Here we are splitting the text into chunks of 2000 characters with an overlap of 200 chunks. This is done to keep the context to a minimum . Lets say if the chunks size were larg we will be getting too much unnecessary context for the given query. With short chunks the context will be to the point and precise for the model to answer the questions given by a user

In [12]:
from langchain_text_splitters import RecursiveCharacterTextSplitter

In [13]:
with open(PATH,"r") as f:
    text = f.read()

In [14]:
CHUNK_SIZE = 2000 # Max number of characters per chunk
CHUNK_OVERLAP = 200 # Number of characters to overlap between chunks

text_splitter = RecursiveCharacterTextSplitter(
    chunk_size=CHUNK_SIZE,
    chunk_overlap=CHUNK_OVERLAP,
    length_function=len,
    is_separator_regex=False,
)

chunks = text_splitter.split_text(text)

In [15]:
print(len(chunks))
print(len(chunks[3]))

780
1999


### Create The embeddings database

Finally We will merge everthing we have build by creating the vector database we will send the chunks to our embed function in batches so that we wont have to make unnesessary api calls every time we have taken the batch size to be 100 this is done to keep the chunks size below the limit of the function for more about the api calls and token limit chek the [api documentation](https://ai.google.dev/gemini-api/docs/models)

In [16]:
DB_NAME = "googlecardb"

embed_fn = GeminiEmbeddingFunction()
embed_fn.document_mode = True

chroma_client = chromadb.Client()
db = chroma_client.get_or_create_collection(name=DB_NAME, embedding_function=embed_fn)
current_id_offset = 0
total_chunks = len(chunks)
API_BATCH_SIZE = 100

batch_size = 100

for i in range(0, total_chunks, API_BATCH_SIZE):
    batch_chunks = chunks[i : i + API_BATCH_SIZE]
    
    batch_ids = [str(current_id_offset + j) for j in range(len(batch_chunks))]
    current_id_offset += len(batch_chunks)
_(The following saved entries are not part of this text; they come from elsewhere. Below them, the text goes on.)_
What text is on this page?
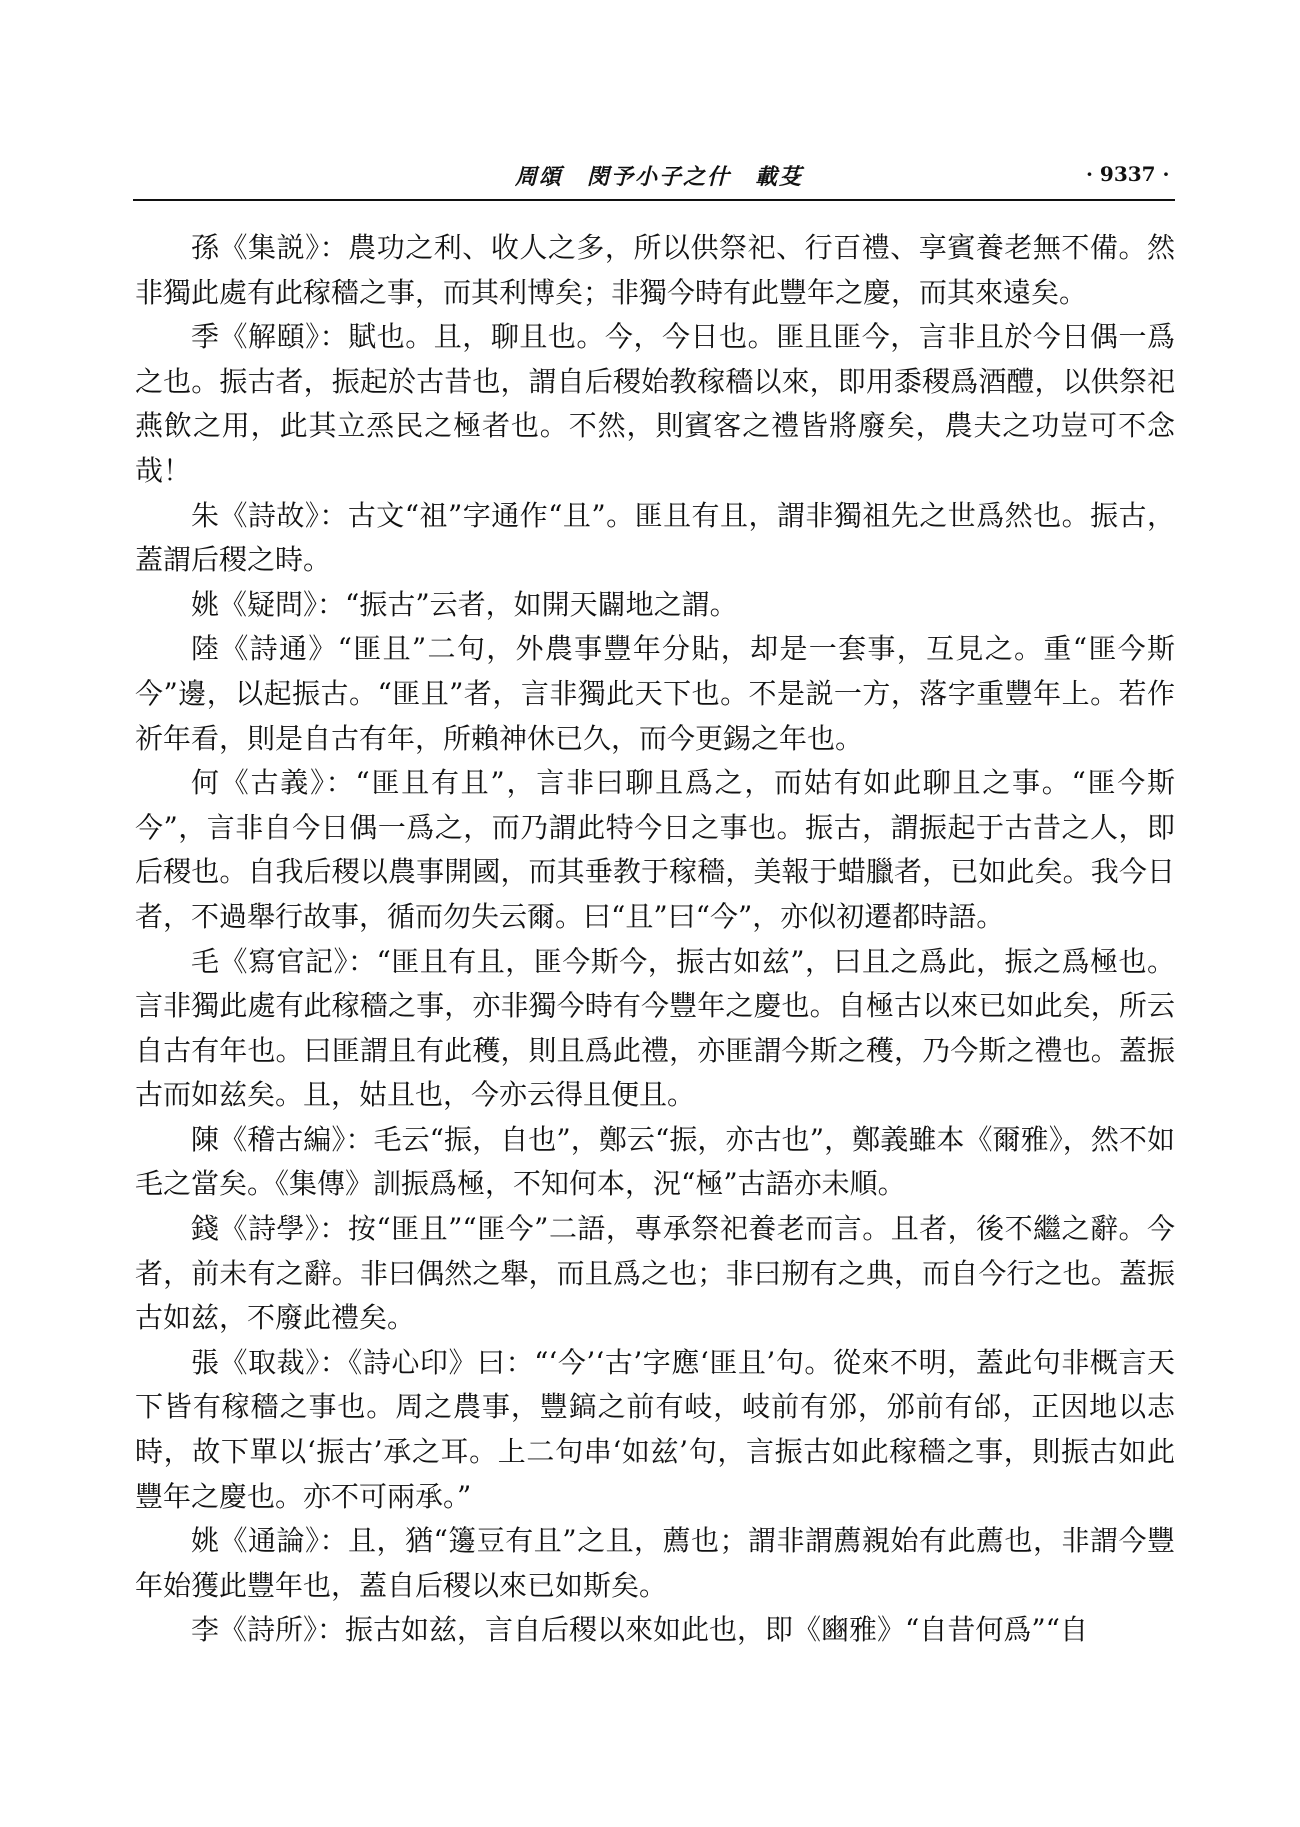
周頌　閔予小子之什　載芟	· 9337 ·

孫《集説》：農功之利、收人之多，所以供祭祀、行百禮、享賓養老無不備。然非獨此處有此稼穡之事，而其利博矣；非獨今時有此豐年之慶，而其來遠矣。

季《解頤》：賦也。且，聊且也。今，今日也。匪且匪今，言非且於今日偶一爲之也。振古者，振起於古昔也，謂自后稷始教稼穡以來，即用黍稷爲酒醴，以供祭祀燕飲之用，此其立烝民之極者也。不然，則賓客之禮皆將廢矣，農夫之功豈可不念哉！

朱《詩故》：古文“祖”字通作“且”。匪且有且，謂非獨祖先之世爲然也。振古，蓋謂后稷之時。

姚《疑問》：“振古”云者，如開天闢地之謂。

陸《詩通》“匪且”二句，外農事豐年分貼，却是一套事，互見之。重“匪今斯今”邊，以起振古。“匪且”者，言非獨此天下也。不是説一方，落字重豐年上。若作祈年看，則是自古有年，所賴神休已久，而今更錫之年也。

何《古義》：“匪且有且”，言非曰聊且爲之，而姑有如此聊且之事。“匪今斯今”，言非自今日偶一爲之，而乃謂此特今日之事也。振古，謂振起于古昔之人，即后稷也。自我后稷以農事開國，而其垂教于稼穡，美報于蜡臘者，已如此矣。我今日者，不過舉行故事，循而勿失云爾。曰“且”曰“今”，亦似初遷都時語。

毛《寫官記》：“匪且有且，匪今斯今，振古如兹”，曰且之爲此，振之爲極也。言非獨此處有此稼穡之事，亦非獨今時有今豐年之慶也。自極古以來已如此矣，所云自古有年也。曰匪謂且有此穫，則且爲此禮，亦匪謂今斯之穫，乃今斯之禮也。蓋振古而如兹矣。且，姑且也，今亦云得且便且。

陳《稽古編》：毛云“振，自也”，鄭云“振，亦古也”，鄭義雖本《爾雅》，然不如毛之當矣。《集傳》訓振爲極，不知何本，況“極”古語亦未順。

錢《詩學》：按“匪且”“匪今”二語，專承祭祀養老而言。且者，後不繼之辭。今者，前未有之辭。非曰偶然之舉，而且爲之也；非曰剏有之典，而自今行之也。蓋振古如兹，不廢此禮矣。

張《取裁》：《詩心印》曰：“‘今’‘古’字應‘匪且’句。從來不明，蓋此句非概言天下皆有稼穡之事也。周之農事，豐鎬之前有岐，岐前有邠，邠前有邰，正因地以志時，故下單以‘振古’承之耳。上二句串‘如兹’句，言振古如此稼穡之事，則振古如此豐年之慶也。亦不可兩承。”

姚《通論》：且，猶“籩豆有且”之且，薦也；謂非謂薦親始有此薦也，非謂今豐年始獲此豐年也，蓋自后稷以來已如斯矣。

李《詩所》：振古如兹，言自后稷以來如此也，即《豳雅》“自昔何爲”“自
    db.add(documents=batch_chunks,ids=batch_ids)
    

In [17]:
db.count()

780

### Prompting for the chatbot

Add additional prompting to the llm so that it could give the answer in the way you desire. First the query you have given will feth the relevant documents from the vector database we have created this technique is also called RAG(retrival augument generation). The  we will give the the fetched data as context to the llm  so that it can give the answer based on the latest information about the SDK this technique can also be termed as Grounding where the gemini API uses google to feth the lates information about the query and answers based on that latest information provided.

In [18]:
from IPython.display import Markdown
embed_fn.document_mode = False

query = "how to import google-genai sdk"

result = db.query(query_texts=[query], n_results=5)
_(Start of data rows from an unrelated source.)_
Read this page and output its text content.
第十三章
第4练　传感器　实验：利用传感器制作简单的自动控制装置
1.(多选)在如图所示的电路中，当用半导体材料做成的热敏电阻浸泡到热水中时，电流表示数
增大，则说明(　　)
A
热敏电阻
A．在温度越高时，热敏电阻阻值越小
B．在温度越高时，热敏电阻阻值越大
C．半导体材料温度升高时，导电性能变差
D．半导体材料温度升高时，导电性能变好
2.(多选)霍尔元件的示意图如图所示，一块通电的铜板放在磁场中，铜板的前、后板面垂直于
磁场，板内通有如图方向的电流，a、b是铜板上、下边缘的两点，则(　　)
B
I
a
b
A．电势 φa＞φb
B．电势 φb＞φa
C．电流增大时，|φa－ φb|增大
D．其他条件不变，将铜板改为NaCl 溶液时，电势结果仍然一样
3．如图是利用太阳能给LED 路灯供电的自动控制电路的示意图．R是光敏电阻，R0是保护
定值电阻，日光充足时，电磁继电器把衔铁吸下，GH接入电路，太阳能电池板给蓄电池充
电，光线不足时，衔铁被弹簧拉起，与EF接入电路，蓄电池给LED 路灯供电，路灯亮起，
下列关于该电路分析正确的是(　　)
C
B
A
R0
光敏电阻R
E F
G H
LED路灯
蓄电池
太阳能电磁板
context = result['documents'][0]

prompt = f"""
Role : You are a teacher for the new google genai sdk whatever the questions you get you will answer the in a teaching manner


Answer the following question based ONLY on the provided context the answers:

Context:
{context}

Question:
{query}

Answer:
"""

response = client.models.generate_content(
     model='gemini-2.0-flash',
     contents=prompt,
    
)

Markdown(response.text)



Okay, let's learn how to import the Google Gen AI SDK in Python.
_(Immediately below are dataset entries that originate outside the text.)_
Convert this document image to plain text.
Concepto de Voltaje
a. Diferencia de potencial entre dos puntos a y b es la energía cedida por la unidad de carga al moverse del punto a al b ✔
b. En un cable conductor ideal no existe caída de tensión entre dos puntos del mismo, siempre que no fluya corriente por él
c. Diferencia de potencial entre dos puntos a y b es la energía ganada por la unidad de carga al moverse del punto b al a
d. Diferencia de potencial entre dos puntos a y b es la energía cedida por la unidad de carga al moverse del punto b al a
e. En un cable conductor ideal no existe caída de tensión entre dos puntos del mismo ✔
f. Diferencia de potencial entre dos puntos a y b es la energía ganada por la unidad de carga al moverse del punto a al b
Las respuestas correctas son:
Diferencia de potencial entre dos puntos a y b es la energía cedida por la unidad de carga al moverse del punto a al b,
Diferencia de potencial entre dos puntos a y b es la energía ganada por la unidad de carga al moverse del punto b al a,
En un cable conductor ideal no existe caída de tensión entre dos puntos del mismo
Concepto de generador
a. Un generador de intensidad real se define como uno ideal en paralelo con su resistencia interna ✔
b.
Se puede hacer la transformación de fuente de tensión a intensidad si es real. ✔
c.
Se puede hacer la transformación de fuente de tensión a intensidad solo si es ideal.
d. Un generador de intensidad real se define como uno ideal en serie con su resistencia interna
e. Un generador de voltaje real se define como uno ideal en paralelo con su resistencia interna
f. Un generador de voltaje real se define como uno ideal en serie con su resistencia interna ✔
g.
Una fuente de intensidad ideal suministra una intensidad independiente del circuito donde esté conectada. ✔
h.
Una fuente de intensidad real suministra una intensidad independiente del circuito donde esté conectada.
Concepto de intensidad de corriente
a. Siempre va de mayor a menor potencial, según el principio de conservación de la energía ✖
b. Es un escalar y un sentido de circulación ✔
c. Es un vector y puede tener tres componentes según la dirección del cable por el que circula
Based on the documentation, here's the import statement you'll use:

```python
from google import genai
from google.genai import types
```

This imports the main `genai` module and also the `types` submodule, which contains various data types and classes used within the SDK.  You'll likely need both for most tasks.


## Future Possibilities

In the future we could add the gemini cookbook to this project so we could get the latest use cases of the gemini api with explanation
This project aims to enhance the adoption of new SDK.